The rule laid down in this case then, must govern it now, and under the decision before referred to, the original debt to the company is now barred, notwithstanding this suit. The handing over of this note, on the day the suit was brought, was an admission of the indebtedness at the time; suit could have then been commenced on such admission, or promise, but the plea avers, that since then six years have elapsed, and that the statute bar is perfected; and the only question is, if the note sued on was handed over as collateral security merely, can it be recovered after the original debt is barred by the statute ? If the suit had been brought by Russell on his own account, as he had the right to do, could he now recover ? He has paid nothing, and the debt on which he is security, is now barred by the statute; can he now revive the debt so as to bind the principal ? This question is settled in this court, in the case of Lowther v. Chappell, 8 Ala. Rep. 356. If he could not revive the original debt by a new promise, and is now protected by the statute, which he cannot waive, as to the defendants, he could not recover on this collateral security. If, then, the suit had been brought by Russell on his own account, the bar to the debt, on which he is security, would defeat his recovery in this suit.

Does the plaintiff stand in a better condition, having handed it over to the company, merely as collateral security ? The company holds the note, in the same plight and condition that Russell held it, and cannot recover, if Russell could *152not. See Bank of Mobile v. Hall, et al. 6 Ala. Rep. The court therefore did not err, in sustaining the demurrer to the fourth replication.

I at first was inclined to think, that the company held it in a different, or a better right than Russell did, although Russell handed it over as collateral security merely; but on reflection, we are satisfied, that their rights are equal, and no more, to the rights of Russell. They gave up nothing for it; they did not even promise to indulge Russell, in consideration of the transfer to them.

But the fifth replication avers, that the note was handed over to the company, in payment and discharge of the note held by the company, and the demurrer to this replication was sustained. This was clearly erroneous. The note sued on was given as a protection to Russell; he had a right to use it for that purpose, and if he handed it over to the Company in extinguishment of the liability he had incurred, as the security of La Roque, it then answered the purpose for which it was intended, and he had the right so to use it. For this error, the judgment must be reversed, unless it appear, that the error worked no prejudice to the plaintiff.

The evidence is not set out on the record, and we do not know what it was, nor what proof the plaintiff could, or would have introduced, if the defendant had been compelled to take issue on this replication. We cannot therefore say that he has suffered no injury by the error; and with the view of ending the litigation in this cause, we will lay down three rules, by which this suit should be tried.

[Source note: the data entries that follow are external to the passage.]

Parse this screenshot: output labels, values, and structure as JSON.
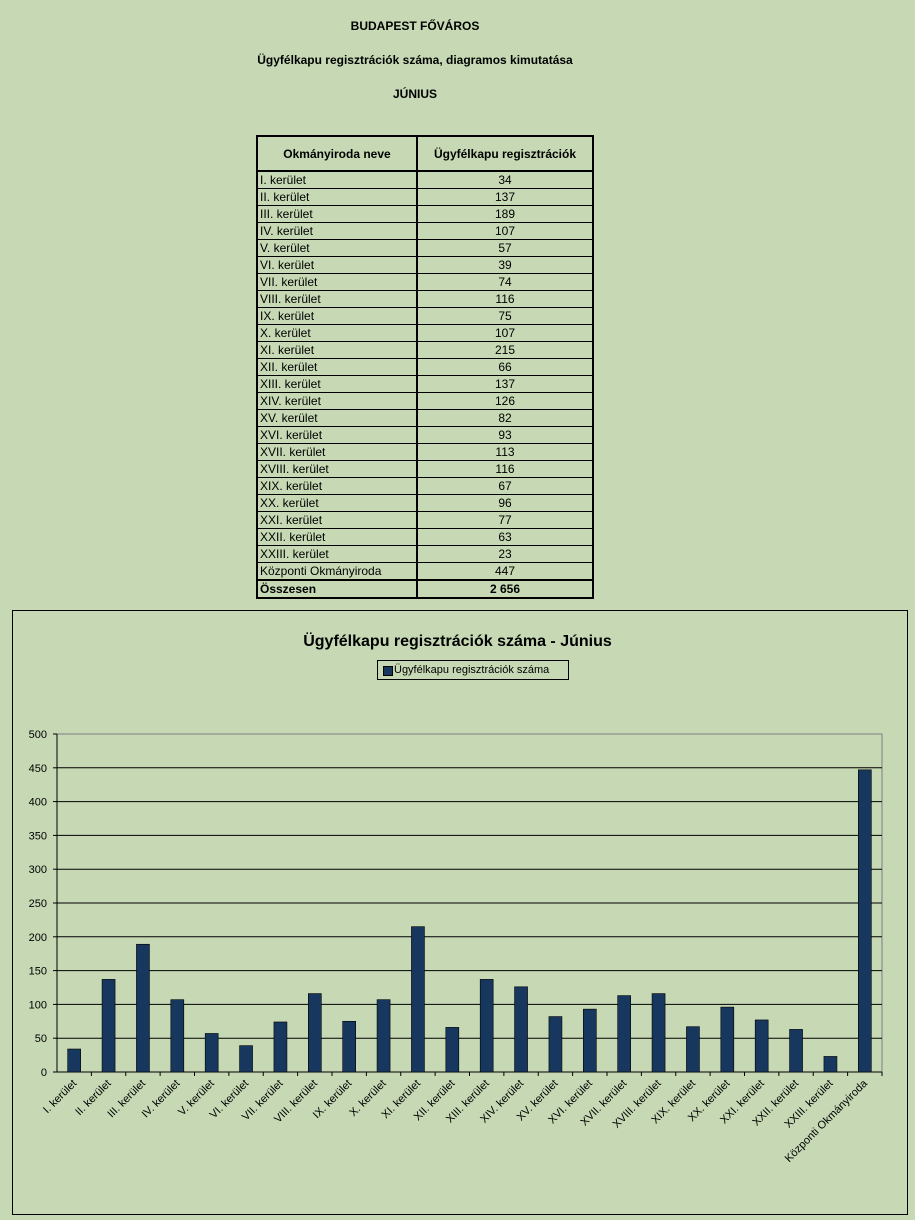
{
  "header": {
    "line1": "BUDAPEST FŐVÁROS",
    "line2": "Ügyfélkapu regisztrációk száma, diagramos kimutatása",
    "line3": "JÚNIUS"
  },
  "table": {
    "col1_header": "Okmányiroda neve",
    "col2_header": "Ügyfélkapu regisztrációk",
    "rows": [
      {
        "name": "I. kerület",
        "value": "34"
      },
      {
        "name": "II. kerület",
        "value": "137"
      },
      {
        "name": "III. kerület",
        "value": "189"
      },
      {
        "name": "IV. kerület",
        "value": "107"
      },
      {
        "name": "V. kerület",
        "value": "57"
      },
      {
        "name": "VI. kerület",
        "value": "39"
      },
      {
        "name": "VII. kerület",
        "value": "74"
      },
      {
        "name": "VIII. kerület",
        "value": "116"
      },
      {
        "name": "IX. kerület",
        "value": "75"
      },
      {
        "name": "X. kerület",
        "value": "107"
      },
      {
        "name": "XI. kerület",
        "value": "215"
      },
      {
        "name": "XII. kerület",
        "value": "66"
      },
      {
        "name": "XIII. kerület",
        "value": "137"
      },
      {
        "name": "XIV. kerület",
        "value": "126"
      },
      {
        "name": "XV. kerület",
        "value": "82"
      },
      {
        "name": "XVI. kerület",
        "value": "93"
      },
      {
        "name": "XVII. kerület",
        "value": "113"
      },
      {
        "name": "XVIII. kerület",
        "value": "116"
      },
      {
        "name": "XIX. kerület",
        "value": "67"
      },
      {
        "name": "XX. kerület",
        "value": "96"
      },
      {
        "name": "XXI. kerület",
        "value": "77"
      },
      {
        "name": "XXII. kerület",
        "value": "63"
      },
      {
        "name": "XXIII. kerület",
        "value": "23"
      },
      {
        "name": "Központi Okmányiroda",
        "value": "447"
      }
    ],
    "total_label": "Összesen",
    "total_value": "2 656"
  },
  "chart_data": {
    "type": "bar",
    "title": "Ügyfélkapu regisztrációk száma - Június",
    "categories": [
      "I. kerület",
      "II. kerület",
      "III. kerület",
      "IV. kerület",
      "V. kerület",
      "VI. kerület",
      "VII. kerület",
      "VIII. kerület",
      "IX. kerület",
      "X. kerület",
      "XI. kerület",
      "XII. kerület",
      "XIII. kerület",
      "XIV. kerület",
      "XV. kerület",
      "XVI. kerület",
      "XVII. kerület",
      "XVIII. kerület",
      "XIX. kerület",
      "XX. kerület",
      "XXI. kerület",
      "XXII. kerület",
      "XXIII. kerület",
      "Központi Okmányiroda"
    ],
    "series": [
      {
        "name": "Ügyfélkapu regisztrációk száma",
        "values": [
          34,
          137,
          189,
          107,
          57,
          39,
          74,
          116,
          75,
          107,
          215,
          66,
          137,
          126,
          82,
          93,
          113,
          116,
          67,
          96,
          77,
          63,
          23,
          447
        ],
        "color": "#17375e"
      }
    ],
    "ylim": [
      0,
      500
    ],
    "yticks": [
      0,
      50,
      100,
      150,
      200,
      250,
      300,
      350,
      400,
      450,
      500
    ],
    "grid": true,
    "legend": "top"
  }
}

1. If the note sued on, was handed over to the company, or its agent, as collateral security merely, for the debt on which Russell was liable, the note cannot be recovered, if the original debt is barred by the statute.

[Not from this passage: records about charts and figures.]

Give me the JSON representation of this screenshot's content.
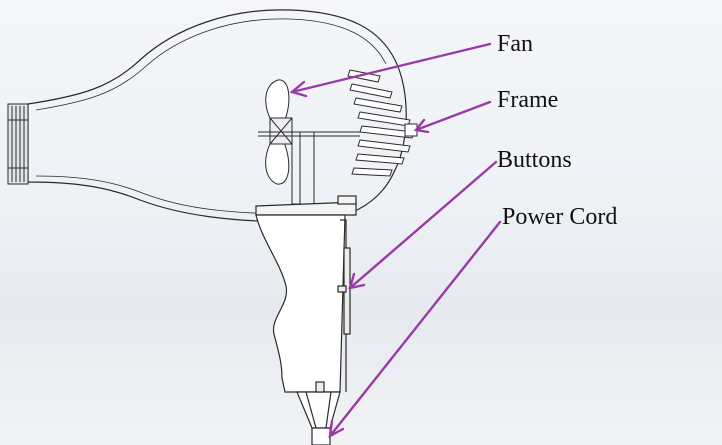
{
  "labels": {
    "fan": "Fan",
    "frame": "Frame",
    "buttons": "Buttons",
    "power_cord": "Power Cord"
  },
  "colors": {
    "arrow": "#9a3aa6",
    "outline": "#2a2a2a",
    "text": "#111111"
  }
}
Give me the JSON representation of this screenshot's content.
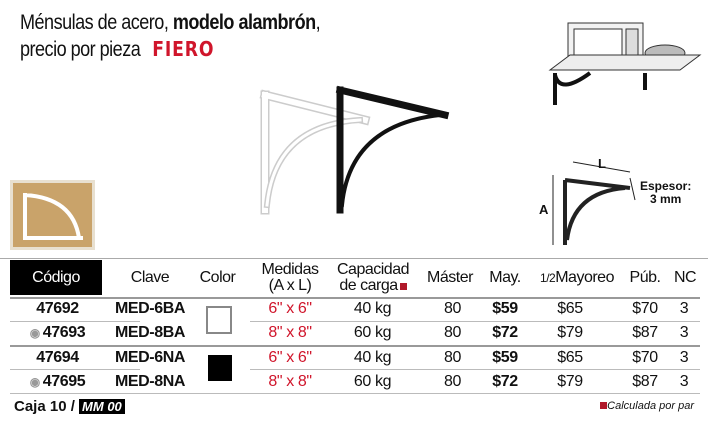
{
  "title": {
    "line1_regular": "Ménsulas de acero, ",
    "line1_bold": "modelo alambrón",
    "line1_end": ",",
    "line2": "precio por pieza",
    "brand": "FIERO"
  },
  "diagram": {
    "label_a": "A",
    "label_l": "L",
    "espesor_label": "Espesor:",
    "espesor_value": "3 mm"
  },
  "table": {
    "headers": [
      "Código",
      "Clave",
      "Color",
      "Medidas",
      "(A x L)",
      "Capacidad",
      "de carga",
      "Máster",
      "May.",
      "1/2",
      "Mayoreo",
      "Púb.",
      "NC"
    ],
    "rows": [
      {
        "codigo": "47692",
        "clave": "MED-6BA",
        "color": "white",
        "medidas": "6\" x 6\"",
        "capacidad": "40 kg",
        "master": "80",
        "may": "$59",
        "medio": "$65",
        "pub": "$70",
        "nc": "3",
        "eye": false
      },
      {
        "codigo": "47693",
        "clave": "MED-8BA",
        "color": "white",
        "medidas": "8\" x 8\"",
        "capacidad": "60 kg",
        "master": "80",
        "may": "$72",
        "medio": "$79",
        "pub": "$87",
        "nc": "3",
        "eye": true
      },
      {
        "codigo": "47694",
        "clave": "MED-6NA",
        "color": "black",
        "medidas": "6\" x 6\"",
        "capacidad": "40 kg",
        "master": "80",
        "may": "$59",
        "medio": "$65",
        "pub": "$70",
        "nc": "3",
        "eye": false
      },
      {
        "codigo": "47695",
        "clave": "MED-8NA",
        "color": "black",
        "medidas": "8\" x 8\"",
        "capacidad": "60 kg",
        "master": "80",
        "may": "$72",
        "medio": "$79",
        "pub": "$87",
        "nc": "3",
        "eye": true
      }
    ]
  },
  "footer": {
    "caja": "Caja 10 /",
    "mm": "MM 00",
    "note": "Calculada por par"
  },
  "colors": {
    "accent": "#d0152b",
    "header_black": "#000000"
  }
}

2. But if the note was handed over, in extinguishment or payment of the debt on which Russell was security, then the plaintiff ought to recover.

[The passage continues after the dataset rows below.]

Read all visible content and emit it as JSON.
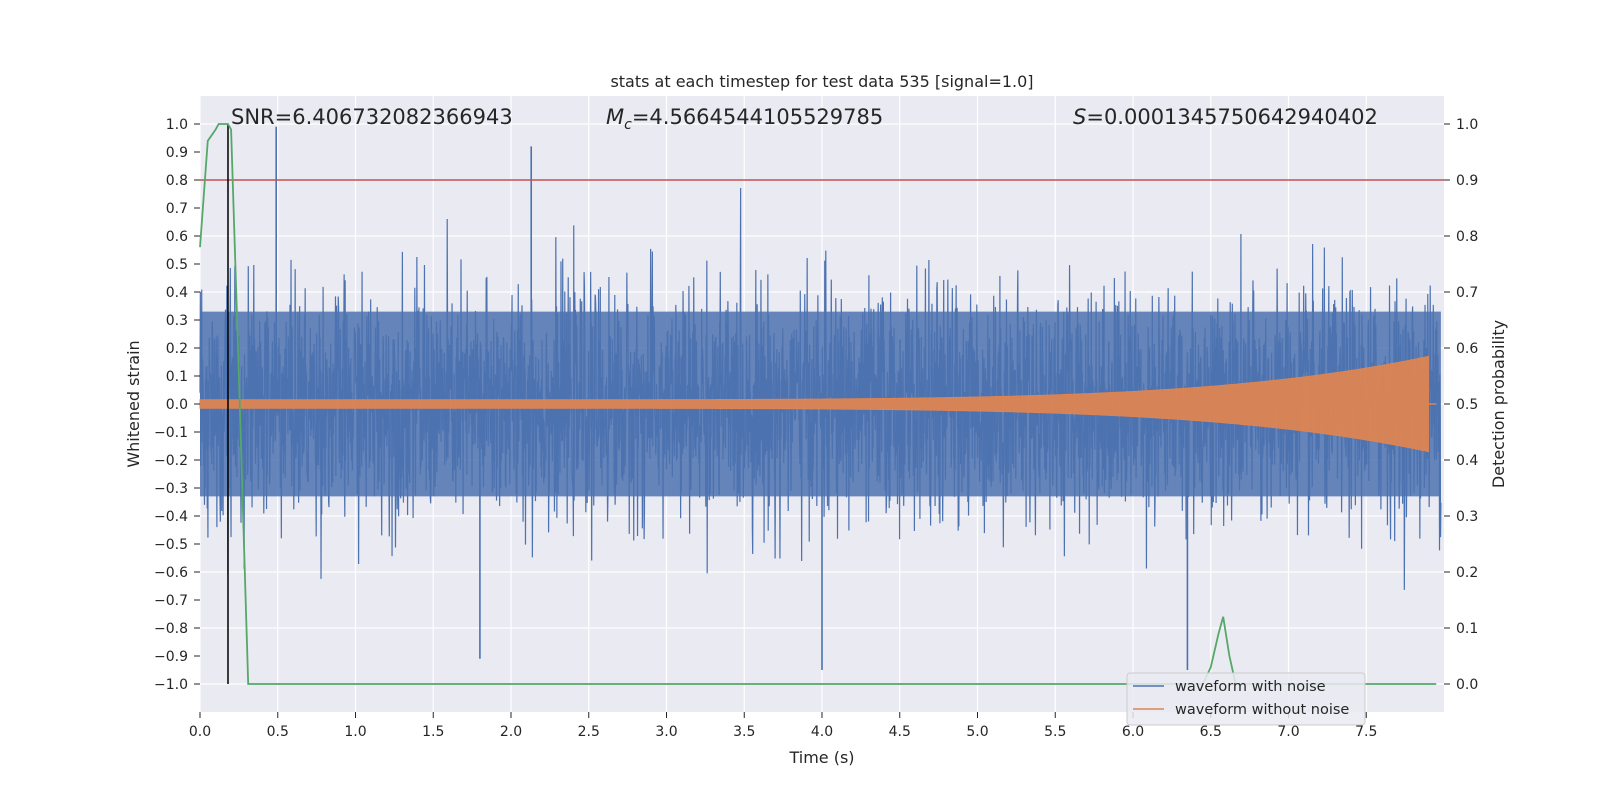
{
  "chart_data": {
    "type": "line",
    "title": "stats at each timestep for test data 535 [signal=1.0]",
    "xlabel": "Time (s)",
    "ylabel": "Whitened strain",
    "y2label": "Detection probability",
    "xlim": [
      0.0,
      8.0
    ],
    "ylim": [
      -1.1,
      1.1
    ],
    "y2lim": [
      -0.05,
      1.05
    ],
    "xticks": [
      0.0,
      0.5,
      1.0,
      1.5,
      2.0,
      2.5,
      3.0,
      3.5,
      4.0,
      4.5,
      5.0,
      5.5,
      6.0,
      6.5,
      7.0,
      7.5
    ],
    "xtick_labels": [
      "0.0",
      "0.5",
      "1.0",
      "1.5",
      "2.0",
      "2.5",
      "3.0",
      "3.5",
      "4.0",
      "4.5",
      "5.0",
      "5.5",
      "6.0",
      "6.5",
      "7.0",
      "7.5"
    ],
    "yticks": [
      1.0,
      0.9,
      0.8,
      0.7,
      0.6,
      0.5,
      0.4,
      0.3,
      0.2,
      0.1,
      0.0,
      -0.1,
      -0.2,
      -0.3,
      -0.4,
      -0.5,
      -0.6,
      -0.7,
      -0.8,
      -0.9,
      -1.0
    ],
    "ytick_labels": [
      "1.0",
      "0.9",
      "0.8",
      "0.7",
      "0.6",
      "0.5",
      "0.4",
      "0.3",
      "0.2",
      "0.1",
      "0.0",
      "−0.1",
      "−0.2",
      "−0.3",
      "−0.4",
      "−0.5",
      "−0.6",
      "−0.7",
      "−0.8",
      "−0.9",
      "−1.0"
    ],
    "y2ticks": [
      1.0,
      0.9,
      0.8,
      0.7,
      0.6,
      0.5,
      0.4,
      0.3,
      0.2,
      0.1,
      0.0
    ],
    "y2tick_labels": [
      "1.0",
      "0.9",
      "0.8",
      "0.7",
      "0.6",
      "0.5",
      "0.4",
      "0.3",
      "0.2",
      "0.1",
      "0.0"
    ],
    "grid": true,
    "annotations": {
      "snr": "SNR=6.406732082366943",
      "mc_symbol": "M",
      "mc_sub": "c",
      "mc_value": "=4.5664544105529785",
      "s_symbol": "S",
      "s_value": "=0.0001345750642940402"
    },
    "series": [
      {
        "name": "waveform with noise",
        "color": "#4c72b0",
        "style": "noise",
        "envelope_approx": 0.33,
        "peak_spikes": [
          {
            "x": 0.49,
            "y": 0.99
          },
          {
            "x": 2.13,
            "y": 0.92
          },
          {
            "x": 1.8,
            "y": -0.91
          },
          {
            "x": 4.0,
            "y": -0.95
          },
          {
            "x": 6.35,
            "y": -0.95
          }
        ]
      },
      {
        "name": "waveform without noise",
        "color": "#dd8452",
        "style": "chirp",
        "start_amplitude": 0.015,
        "end_amplitude": 0.17,
        "merger_time": 7.9
      },
      {
        "name": "detection probability",
        "color": "#55a868",
        "axis": "right",
        "x": [
          0.0,
          0.05,
          0.1,
          0.12,
          0.18,
          0.2,
          0.25,
          0.31,
          0.5,
          6.45,
          6.5,
          6.55,
          6.58,
          6.62,
          6.66,
          7.95
        ],
        "y": [
          0.78,
          0.97,
          0.99,
          1.0,
          1.0,
          0.99,
          0.55,
          0.0,
          0.0,
          0.0,
          0.03,
          0.09,
          0.12,
          0.05,
          0.0,
          0.0
        ]
      }
    ],
    "hlines": [
      {
        "y": 0.8,
        "color": "#c44e52"
      }
    ],
    "vlines": [
      {
        "x": 0.18,
        "color": "#000000",
        "y_from": -1.0,
        "y_to": 1.0
      }
    ],
    "legend": {
      "position": "bottom-right",
      "entries": [
        "waveform with noise",
        "waveform without noise"
      ]
    }
  }
}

3. The original debt is barred by the statute of six years, from the time this note was handed over, unless there was an express agreement between Russell and the company, that he should not be sued, during the pendency of this suit.

If the issue shall be finally found for the defendant on the *153plea puis darrein continuance, the plaintiff will recover cost up to the time of filing that plea, and the defendant will recover his cost subsequently accruing.

Let the judgment be reversed, and the cause remanded.